The guards exchanged a curious look.

"Who asks?"

"Someone with an appointment," the woman answered, "tell him he made it a year ago. I... I am sorry, but it is a private matter."

The guards exchanged a worried look.

"A year ago," the one on the right said, "wasn't that?"

"I'll tell him," the other croaked out, and he was off without another word.


"Leave us," Stavros said to the pair of guards who led the cloaked woman into his office.

"But Commander," one of them began.

"I said leave us," Stavros growled, the promise in his eyes as they met the speaker's of just how many different types of hell he could make the rest of their career plain. The guards nodded and did not so much withdraw as retreat.

Once the door was closed Brialora pulled the hood of her cloak back.

"I wasn't sure whether I'd see you again," she said.

"I made a promise, didn't I? Too bloody stubborn not to keep it. You too, I see."

"Me too, yes," Brialora replied with a nod, "What of the others?"

The ghost of a smile that had begun to form on Stavros' face died, taking hers with it.

"They saved as many as they could," he said. "I wometimes wonder whether we should have gone with you. How-"

"I saved as many I could also."

Neither asked exactly how many had died, nor expressed sorrow for the other's loss; each understood the lack of need.


"So that was how it ended," Stavros said as the day's last light shone through his office window, "shortest bloody Blight in bloody history, and good bloody riddance to it."

"I'd heard rumours," Brialora replied with a nod, "It is good to know they are true.

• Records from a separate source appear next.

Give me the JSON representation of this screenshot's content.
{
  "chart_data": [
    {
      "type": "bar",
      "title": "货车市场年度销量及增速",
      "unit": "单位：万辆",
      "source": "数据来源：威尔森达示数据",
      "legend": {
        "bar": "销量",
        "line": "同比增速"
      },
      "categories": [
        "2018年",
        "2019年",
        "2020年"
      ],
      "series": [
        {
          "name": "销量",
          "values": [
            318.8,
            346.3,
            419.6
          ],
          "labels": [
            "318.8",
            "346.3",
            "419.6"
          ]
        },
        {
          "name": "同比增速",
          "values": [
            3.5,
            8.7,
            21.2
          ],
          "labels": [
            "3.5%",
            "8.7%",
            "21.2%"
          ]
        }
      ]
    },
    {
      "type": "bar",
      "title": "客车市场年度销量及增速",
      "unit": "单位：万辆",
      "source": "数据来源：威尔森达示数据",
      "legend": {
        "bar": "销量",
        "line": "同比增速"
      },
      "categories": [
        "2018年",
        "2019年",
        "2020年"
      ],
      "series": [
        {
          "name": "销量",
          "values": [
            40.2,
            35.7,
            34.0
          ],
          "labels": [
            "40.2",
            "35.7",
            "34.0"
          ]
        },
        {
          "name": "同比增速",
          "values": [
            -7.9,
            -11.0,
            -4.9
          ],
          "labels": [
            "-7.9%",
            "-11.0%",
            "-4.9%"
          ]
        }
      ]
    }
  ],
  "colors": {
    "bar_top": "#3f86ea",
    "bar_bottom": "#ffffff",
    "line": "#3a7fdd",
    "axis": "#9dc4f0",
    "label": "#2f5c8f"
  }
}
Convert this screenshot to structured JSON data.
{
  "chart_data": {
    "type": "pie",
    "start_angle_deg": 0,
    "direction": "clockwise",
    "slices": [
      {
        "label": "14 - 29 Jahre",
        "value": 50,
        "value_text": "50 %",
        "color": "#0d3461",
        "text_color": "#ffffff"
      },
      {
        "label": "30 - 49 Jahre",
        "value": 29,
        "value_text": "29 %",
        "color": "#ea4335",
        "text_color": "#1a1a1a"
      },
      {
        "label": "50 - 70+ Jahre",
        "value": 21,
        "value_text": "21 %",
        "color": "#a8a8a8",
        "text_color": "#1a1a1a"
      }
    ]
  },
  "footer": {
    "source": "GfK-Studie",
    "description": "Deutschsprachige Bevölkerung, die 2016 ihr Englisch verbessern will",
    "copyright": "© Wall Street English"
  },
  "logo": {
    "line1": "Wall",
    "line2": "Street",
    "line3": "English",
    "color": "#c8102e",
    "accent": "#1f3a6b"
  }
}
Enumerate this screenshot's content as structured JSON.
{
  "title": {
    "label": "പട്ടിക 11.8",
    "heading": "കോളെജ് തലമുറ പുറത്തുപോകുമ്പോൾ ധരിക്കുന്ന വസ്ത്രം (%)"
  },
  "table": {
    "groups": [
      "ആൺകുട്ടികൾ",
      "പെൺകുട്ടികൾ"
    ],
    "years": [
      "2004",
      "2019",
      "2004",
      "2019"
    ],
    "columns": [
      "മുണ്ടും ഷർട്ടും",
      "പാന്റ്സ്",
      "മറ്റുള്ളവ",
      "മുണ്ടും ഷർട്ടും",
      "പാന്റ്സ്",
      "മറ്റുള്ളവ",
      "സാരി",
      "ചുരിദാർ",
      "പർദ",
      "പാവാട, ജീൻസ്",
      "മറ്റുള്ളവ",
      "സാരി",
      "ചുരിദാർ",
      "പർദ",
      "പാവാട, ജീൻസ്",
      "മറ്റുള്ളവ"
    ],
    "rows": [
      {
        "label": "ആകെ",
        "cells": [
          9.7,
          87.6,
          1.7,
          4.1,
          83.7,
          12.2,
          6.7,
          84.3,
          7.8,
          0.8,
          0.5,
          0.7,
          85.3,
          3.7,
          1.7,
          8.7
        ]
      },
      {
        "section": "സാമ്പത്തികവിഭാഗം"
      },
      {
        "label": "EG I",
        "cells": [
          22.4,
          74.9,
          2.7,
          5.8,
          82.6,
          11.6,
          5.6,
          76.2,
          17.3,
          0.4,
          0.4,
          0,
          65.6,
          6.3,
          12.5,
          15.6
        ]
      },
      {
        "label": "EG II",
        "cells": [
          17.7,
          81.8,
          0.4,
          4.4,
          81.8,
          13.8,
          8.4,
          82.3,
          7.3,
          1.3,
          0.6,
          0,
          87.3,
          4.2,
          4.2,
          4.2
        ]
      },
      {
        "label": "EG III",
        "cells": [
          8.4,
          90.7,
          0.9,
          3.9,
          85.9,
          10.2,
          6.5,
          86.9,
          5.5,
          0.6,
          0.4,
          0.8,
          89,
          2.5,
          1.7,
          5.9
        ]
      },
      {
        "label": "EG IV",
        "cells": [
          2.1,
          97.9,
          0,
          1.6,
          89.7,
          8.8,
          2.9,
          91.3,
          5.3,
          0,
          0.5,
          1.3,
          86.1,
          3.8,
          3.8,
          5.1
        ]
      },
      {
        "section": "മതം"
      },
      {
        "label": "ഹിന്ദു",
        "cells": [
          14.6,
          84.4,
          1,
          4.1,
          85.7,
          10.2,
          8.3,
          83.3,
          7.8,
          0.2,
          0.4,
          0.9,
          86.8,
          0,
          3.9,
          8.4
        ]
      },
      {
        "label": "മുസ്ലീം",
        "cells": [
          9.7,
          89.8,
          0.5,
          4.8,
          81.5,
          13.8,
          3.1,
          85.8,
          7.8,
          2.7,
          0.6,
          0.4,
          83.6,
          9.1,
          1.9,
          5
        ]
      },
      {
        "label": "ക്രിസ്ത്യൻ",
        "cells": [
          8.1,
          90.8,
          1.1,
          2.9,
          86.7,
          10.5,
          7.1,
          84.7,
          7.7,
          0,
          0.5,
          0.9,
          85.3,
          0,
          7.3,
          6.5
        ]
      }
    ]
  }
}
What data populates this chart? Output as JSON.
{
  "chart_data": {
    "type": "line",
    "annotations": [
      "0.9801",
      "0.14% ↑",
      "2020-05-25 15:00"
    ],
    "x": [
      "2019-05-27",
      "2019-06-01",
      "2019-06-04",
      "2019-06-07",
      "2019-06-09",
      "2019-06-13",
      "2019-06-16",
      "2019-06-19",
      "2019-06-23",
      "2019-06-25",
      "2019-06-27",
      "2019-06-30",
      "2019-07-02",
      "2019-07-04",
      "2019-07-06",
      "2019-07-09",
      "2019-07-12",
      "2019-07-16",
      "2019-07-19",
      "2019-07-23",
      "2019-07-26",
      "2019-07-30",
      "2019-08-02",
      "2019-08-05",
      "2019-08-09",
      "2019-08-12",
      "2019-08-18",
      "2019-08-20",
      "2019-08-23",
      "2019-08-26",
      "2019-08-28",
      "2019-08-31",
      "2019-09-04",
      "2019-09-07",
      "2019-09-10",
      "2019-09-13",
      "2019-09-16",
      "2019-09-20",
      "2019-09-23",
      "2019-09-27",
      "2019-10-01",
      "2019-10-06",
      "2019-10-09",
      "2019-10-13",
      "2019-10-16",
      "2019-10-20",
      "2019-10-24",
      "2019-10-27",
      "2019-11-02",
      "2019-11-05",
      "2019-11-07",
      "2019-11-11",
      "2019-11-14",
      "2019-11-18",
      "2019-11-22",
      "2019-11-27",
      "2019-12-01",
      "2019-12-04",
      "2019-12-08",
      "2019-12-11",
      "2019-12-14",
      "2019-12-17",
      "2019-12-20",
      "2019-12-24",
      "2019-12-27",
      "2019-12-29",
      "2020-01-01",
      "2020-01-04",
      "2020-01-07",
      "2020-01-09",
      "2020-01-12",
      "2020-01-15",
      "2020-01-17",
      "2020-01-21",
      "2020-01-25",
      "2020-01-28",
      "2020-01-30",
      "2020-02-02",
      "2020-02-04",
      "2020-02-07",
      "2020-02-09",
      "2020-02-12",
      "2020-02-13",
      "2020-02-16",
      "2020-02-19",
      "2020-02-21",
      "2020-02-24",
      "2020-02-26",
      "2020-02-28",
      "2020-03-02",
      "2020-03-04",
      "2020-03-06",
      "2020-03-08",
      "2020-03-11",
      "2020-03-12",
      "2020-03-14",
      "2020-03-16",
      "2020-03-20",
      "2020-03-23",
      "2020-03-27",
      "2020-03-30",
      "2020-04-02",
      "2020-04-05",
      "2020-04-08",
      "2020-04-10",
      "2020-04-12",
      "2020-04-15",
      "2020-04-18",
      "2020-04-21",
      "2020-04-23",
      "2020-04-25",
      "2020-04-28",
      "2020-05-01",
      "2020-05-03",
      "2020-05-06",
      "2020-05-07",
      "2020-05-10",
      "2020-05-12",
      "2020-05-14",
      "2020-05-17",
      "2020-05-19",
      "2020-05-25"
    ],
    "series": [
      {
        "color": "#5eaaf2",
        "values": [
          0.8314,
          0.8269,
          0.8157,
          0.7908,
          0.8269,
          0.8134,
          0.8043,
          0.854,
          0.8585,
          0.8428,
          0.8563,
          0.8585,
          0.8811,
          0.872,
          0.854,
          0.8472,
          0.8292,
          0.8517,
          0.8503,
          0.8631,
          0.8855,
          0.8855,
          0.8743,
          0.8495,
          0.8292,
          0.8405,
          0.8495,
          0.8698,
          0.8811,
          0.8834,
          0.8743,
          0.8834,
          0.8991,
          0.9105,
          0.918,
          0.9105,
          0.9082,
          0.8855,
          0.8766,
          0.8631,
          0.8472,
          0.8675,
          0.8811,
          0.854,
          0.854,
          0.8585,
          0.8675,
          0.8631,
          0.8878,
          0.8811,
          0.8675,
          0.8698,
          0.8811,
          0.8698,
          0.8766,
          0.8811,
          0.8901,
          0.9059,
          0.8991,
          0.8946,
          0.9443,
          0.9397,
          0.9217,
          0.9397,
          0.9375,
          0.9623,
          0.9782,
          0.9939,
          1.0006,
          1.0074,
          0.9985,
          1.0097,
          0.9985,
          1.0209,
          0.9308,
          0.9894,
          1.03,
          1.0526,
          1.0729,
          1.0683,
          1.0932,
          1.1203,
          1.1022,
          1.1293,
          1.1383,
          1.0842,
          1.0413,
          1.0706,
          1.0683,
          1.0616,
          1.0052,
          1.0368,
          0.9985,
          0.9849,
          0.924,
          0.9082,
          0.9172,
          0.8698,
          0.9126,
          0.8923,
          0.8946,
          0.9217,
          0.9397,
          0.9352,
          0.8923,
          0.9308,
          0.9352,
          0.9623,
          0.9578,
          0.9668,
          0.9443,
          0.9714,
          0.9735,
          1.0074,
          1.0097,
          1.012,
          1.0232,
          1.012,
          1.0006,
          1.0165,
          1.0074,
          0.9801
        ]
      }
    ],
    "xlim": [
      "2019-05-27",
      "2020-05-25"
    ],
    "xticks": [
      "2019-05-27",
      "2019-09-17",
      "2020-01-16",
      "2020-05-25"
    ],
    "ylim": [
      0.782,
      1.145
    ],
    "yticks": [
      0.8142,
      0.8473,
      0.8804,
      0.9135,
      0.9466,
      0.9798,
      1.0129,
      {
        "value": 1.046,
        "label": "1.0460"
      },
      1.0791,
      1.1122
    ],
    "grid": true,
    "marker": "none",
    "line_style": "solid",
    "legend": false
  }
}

But I must away to rejoin my clan." Their numbers had been few in the days immediately after they had fled the keep, but they had gathered other survivors from other clans that had been shattered by the Blight. She had not been born to them, nor they to her, but they were now hers, and she their Keeper. As Stavros is to his people in his way, she thought, unsure of exactly why this pleased her.

"Safe journeys to you then," he replied, "live well, elf."

"Live well, human," she answered. They shared a final smile, and she was gone into the night.


"And is that all true?"

Brialora had been telling the tale of the Keep and its defenders to all those at the Arlathvhen who had cared to listen, and one of the girls had remained behind, waiting until the others had gone to rejoin their clans before she spoke.

"It is how clan Ir'Abelas came to be, yes," Brialora replied, "and it was how I learned that there is good to be found in the shemlen just as there is in the elvehn. A lesson we can all do well to mind, da'len. You're sael to the Keeper of clan Lavellan, are you not?"

"Yes, amelan," the girl said, "I am called Nyddirtha."

"Keep this lesson in mind, Nyddirtha, and may it serve you well in times to come."